Oui mais… car il y a un mais. Malgré toute la joie dont l’album dégouline, malgré le professionnalisme du quartet à délivrer un disque pur jam de 28 mn sans un bout de Church of Misery dedans, Sonic Flower tourne en rond. L’album certes nous entraîne dans sa sarabande antédiluvienne, il fascine par son cachet désuet dès la première écoute. A tel point que lorsque j’ai voulu rebooter mon lecteur MP3, rien à faire, j’ai perdu tout contrôle sur la liste de lecture et l’intensité du son, le système a continué de jouer Rides Again. L’album est possédé, détenteur d’une secrète magie du fond des âges. Mais y revenir de soi n’est pas si évident. L’album est bon oui, il est entraînant certes, mais voilà il ne marque pas l’esprit par sa superbe, il n’imprime pas sa signature de façon durable. Une belle pièce, finement ouvragée mais à laquelle il manque un souffle de génie.

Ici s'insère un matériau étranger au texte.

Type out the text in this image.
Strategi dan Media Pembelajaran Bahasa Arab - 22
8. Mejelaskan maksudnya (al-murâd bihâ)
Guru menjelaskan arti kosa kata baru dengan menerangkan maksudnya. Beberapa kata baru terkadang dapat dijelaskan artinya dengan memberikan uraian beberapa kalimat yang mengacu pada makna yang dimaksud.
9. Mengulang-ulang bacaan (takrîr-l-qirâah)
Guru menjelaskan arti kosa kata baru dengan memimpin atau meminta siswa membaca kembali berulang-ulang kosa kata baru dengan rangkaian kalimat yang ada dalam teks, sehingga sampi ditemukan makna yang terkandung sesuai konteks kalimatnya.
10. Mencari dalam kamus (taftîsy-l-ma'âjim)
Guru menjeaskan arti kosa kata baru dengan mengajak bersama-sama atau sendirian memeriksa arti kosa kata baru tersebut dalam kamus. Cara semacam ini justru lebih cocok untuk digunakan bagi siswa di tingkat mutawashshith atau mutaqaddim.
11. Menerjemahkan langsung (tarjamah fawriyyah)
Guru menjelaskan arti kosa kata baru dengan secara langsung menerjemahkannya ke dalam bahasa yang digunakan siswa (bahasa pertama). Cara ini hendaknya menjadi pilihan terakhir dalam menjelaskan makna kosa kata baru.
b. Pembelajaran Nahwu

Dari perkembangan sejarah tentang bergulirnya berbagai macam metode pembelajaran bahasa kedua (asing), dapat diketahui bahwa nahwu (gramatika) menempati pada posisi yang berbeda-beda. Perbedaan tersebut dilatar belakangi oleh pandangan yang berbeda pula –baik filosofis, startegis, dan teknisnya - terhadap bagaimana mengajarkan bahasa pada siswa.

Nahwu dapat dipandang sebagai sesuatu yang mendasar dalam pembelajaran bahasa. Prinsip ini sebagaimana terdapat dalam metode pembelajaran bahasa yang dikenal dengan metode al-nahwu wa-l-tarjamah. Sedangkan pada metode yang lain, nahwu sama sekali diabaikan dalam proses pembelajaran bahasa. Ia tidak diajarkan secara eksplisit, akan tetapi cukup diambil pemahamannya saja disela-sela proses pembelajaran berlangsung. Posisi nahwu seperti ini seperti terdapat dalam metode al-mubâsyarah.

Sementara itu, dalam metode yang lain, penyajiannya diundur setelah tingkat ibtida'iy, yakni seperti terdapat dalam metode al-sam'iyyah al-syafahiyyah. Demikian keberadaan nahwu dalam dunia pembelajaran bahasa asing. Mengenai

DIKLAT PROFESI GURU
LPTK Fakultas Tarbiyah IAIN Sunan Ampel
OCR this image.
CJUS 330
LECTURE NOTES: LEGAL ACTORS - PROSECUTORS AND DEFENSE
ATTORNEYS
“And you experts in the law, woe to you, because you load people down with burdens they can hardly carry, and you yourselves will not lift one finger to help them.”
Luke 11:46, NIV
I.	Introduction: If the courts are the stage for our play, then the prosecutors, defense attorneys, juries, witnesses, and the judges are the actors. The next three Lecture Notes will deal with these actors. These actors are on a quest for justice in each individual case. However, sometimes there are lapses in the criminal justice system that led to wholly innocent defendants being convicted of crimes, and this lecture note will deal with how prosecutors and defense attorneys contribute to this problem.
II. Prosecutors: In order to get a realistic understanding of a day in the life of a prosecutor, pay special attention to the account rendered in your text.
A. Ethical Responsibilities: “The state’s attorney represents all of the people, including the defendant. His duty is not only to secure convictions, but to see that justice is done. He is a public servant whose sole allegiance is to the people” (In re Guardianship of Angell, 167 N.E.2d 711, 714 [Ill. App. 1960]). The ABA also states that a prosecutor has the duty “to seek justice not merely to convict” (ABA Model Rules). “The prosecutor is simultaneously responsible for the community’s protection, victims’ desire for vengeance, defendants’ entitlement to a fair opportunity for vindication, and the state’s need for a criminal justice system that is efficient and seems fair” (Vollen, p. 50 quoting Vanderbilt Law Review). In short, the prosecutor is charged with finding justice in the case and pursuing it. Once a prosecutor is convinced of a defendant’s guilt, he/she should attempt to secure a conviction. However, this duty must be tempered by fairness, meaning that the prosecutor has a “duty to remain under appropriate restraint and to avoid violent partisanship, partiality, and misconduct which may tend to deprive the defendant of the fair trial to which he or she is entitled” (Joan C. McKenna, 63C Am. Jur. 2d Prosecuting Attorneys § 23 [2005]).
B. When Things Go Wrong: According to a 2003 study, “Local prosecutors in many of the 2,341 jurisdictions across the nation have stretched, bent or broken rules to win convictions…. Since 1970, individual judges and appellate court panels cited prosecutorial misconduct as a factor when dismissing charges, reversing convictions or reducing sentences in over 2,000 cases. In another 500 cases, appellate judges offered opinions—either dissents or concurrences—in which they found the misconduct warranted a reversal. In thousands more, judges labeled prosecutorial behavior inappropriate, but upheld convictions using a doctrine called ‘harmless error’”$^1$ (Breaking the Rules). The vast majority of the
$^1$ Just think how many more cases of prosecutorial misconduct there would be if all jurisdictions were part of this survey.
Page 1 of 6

Rides Again est un de ces albums assez surnaturels, il provoque une intense satisfaction très immédiate mais ne tient pas vraiment dans le temps sans qu’on arrive à lui en vouloir. On se laissera tenter par l’acquisition de l’objet et sans doute y reviendra-t-on à l’occasion comme une pièce de collection chaleureuse. Fait notable, il semblerait que l’expédition HPS n’ait pas fait qu’exhumer deux anciens temples stoner en exposant deux galettes de Sonic Flower en ce début d’année dans vos collections, elle a réveillé quelque chose qui avait été oublié. Préparez-vous donc à entendre résonner encore les notes de Sonic Flower avec un album de plus prévu sous peu.